Here's the result of my simple experiment along the same lines using my constraint solver in Houdini:

I made two circles and linked them with all the cross supports. Then in one part I caused the inside wall links to grow and the outside wall links to shrink which initiated some invagination. I thought it might be interesting to mill these shapes into a surface:

Thinking about what might be interesting to cut into surfaces I started playing with this intestine-like growth system that I've seen several instances of elsewhere:

It's a very easy effect to get once you've got the constraint system working. Just grow each link (resampling or adding new links along the way) and apply a force to push the lines away from each other. If you balance the rate of growth and forces then you'll get a nice big intestine:

This was sufficiently interesting to mill, so I fired up my robot arm and bolted on a spindle taken from a defunct table-top milling machine:

I apologize for the laughably bad machining I'm doing here. I was in the process of moving my entire studio so I had no clamps and had to make due with a scrap of countertop and duct tape.

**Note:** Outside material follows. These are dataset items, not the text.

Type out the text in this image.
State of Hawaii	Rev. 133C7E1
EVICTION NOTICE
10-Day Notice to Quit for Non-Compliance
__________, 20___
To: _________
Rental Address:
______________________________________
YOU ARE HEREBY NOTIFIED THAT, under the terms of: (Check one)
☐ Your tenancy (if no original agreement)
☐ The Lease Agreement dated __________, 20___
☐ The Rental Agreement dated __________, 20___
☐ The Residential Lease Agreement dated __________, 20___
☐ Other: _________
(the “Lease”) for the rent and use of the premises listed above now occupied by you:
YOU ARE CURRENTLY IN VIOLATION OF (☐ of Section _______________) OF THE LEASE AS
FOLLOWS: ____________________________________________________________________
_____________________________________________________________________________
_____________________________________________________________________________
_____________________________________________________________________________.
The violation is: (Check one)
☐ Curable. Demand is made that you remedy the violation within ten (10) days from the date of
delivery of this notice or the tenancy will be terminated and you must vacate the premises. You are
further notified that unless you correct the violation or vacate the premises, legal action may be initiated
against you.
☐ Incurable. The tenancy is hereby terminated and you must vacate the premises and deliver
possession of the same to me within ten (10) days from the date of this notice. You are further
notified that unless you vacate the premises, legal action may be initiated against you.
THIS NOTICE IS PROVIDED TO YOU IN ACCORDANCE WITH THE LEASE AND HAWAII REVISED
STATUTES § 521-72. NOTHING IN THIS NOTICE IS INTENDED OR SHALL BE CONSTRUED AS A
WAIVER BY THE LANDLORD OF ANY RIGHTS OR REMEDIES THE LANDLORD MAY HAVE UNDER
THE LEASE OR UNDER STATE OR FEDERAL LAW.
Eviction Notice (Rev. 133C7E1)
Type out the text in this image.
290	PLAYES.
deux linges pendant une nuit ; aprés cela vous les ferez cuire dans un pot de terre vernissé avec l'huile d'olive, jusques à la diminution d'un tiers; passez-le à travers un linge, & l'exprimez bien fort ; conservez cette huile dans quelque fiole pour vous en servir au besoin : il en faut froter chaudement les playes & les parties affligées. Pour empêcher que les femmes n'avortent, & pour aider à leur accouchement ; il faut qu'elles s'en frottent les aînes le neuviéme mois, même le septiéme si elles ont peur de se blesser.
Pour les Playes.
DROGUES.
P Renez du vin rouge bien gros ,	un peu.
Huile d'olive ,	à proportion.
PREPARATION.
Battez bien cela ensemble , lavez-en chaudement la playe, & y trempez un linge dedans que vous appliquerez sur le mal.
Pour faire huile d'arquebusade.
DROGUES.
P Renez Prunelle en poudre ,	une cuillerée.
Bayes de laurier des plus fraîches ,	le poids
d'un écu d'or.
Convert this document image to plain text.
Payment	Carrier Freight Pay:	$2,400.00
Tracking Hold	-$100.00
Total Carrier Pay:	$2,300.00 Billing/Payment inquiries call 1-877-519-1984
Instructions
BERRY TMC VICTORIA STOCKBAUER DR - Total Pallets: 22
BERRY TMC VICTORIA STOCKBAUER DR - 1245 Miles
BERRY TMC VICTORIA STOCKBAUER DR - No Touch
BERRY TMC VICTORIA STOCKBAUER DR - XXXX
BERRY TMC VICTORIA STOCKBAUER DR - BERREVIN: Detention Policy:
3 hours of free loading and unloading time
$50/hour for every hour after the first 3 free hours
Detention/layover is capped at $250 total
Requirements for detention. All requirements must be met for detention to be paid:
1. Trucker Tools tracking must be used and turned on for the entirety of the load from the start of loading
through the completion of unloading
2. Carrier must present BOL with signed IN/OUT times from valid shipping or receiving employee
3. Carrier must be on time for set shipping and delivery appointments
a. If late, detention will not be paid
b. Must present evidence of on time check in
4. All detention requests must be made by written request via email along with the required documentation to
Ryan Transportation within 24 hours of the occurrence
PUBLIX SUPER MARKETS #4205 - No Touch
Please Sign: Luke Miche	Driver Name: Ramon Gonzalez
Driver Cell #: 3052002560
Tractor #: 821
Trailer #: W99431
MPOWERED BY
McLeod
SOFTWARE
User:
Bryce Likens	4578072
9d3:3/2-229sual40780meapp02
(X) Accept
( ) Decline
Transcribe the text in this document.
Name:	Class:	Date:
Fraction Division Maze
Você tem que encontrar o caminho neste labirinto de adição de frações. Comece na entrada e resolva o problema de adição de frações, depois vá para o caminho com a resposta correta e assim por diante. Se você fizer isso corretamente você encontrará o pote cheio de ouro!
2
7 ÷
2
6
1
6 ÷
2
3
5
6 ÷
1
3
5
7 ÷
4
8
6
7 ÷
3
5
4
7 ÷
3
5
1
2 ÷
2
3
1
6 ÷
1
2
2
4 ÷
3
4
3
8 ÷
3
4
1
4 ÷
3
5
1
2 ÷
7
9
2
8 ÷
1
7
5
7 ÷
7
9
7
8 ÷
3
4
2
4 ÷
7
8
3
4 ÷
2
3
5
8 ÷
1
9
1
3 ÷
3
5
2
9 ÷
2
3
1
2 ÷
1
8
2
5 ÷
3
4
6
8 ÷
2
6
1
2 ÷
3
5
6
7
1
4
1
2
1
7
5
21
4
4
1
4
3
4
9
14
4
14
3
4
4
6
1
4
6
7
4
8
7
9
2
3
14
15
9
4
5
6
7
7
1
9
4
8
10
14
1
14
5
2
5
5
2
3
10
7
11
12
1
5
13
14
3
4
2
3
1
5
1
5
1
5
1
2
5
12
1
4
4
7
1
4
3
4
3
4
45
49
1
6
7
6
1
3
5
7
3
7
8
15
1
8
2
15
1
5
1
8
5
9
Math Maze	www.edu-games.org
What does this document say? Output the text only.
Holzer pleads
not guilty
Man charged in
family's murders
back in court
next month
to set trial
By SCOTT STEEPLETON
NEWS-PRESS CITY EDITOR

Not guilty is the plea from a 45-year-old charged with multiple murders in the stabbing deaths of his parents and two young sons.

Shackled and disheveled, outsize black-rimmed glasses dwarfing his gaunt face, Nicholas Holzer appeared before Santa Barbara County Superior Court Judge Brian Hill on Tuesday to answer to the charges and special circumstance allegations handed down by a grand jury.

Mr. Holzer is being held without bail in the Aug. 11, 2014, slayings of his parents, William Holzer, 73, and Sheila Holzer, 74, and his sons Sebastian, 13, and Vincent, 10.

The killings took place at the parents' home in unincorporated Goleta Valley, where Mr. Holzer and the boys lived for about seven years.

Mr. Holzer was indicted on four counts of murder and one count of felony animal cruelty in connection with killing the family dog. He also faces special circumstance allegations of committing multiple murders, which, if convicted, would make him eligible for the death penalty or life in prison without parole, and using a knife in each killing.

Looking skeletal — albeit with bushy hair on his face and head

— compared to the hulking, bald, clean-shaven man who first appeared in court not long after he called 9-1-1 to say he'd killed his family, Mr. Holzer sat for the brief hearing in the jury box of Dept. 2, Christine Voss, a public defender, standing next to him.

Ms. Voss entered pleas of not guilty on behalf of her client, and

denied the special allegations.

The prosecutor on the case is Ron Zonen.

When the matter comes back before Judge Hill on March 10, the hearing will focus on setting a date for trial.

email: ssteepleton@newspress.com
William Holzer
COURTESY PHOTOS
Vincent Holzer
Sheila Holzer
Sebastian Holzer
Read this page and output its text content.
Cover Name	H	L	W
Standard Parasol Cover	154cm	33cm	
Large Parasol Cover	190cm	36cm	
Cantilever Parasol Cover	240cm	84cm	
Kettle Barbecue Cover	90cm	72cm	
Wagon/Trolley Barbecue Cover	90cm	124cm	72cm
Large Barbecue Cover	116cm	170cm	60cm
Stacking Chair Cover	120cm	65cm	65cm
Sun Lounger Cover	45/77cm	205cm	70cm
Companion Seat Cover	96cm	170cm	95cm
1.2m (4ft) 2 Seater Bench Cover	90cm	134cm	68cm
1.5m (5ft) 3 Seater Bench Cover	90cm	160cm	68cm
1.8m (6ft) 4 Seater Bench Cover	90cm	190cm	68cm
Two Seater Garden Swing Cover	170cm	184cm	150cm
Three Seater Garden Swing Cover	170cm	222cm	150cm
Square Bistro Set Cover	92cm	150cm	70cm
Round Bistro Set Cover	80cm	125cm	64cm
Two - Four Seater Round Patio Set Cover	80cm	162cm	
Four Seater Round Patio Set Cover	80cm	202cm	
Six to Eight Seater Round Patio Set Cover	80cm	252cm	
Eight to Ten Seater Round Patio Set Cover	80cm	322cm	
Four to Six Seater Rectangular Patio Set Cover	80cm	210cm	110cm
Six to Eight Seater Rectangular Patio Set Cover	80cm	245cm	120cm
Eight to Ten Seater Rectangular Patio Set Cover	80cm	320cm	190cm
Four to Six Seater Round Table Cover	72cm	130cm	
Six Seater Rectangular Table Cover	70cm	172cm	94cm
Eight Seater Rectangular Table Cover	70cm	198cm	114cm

I tried a couple more experiments virtually to see what other kinds of behaviors and patterns I could get. One theme that I enjoyed exploring was balancing the system on the edge of failure by ramping down the repulsion forces and dialing up the growth rate until the simulation hit numerical instability and exploded chaotically:

Up close some of these growth patterns were quite pretty.

My experiments with the constraint solver didn't end up sucking me towards the deeper ideas that I want to get at with this project so I stopped pursuing them. But it's in the toolbox now. We'll see if it comes in handy in the future.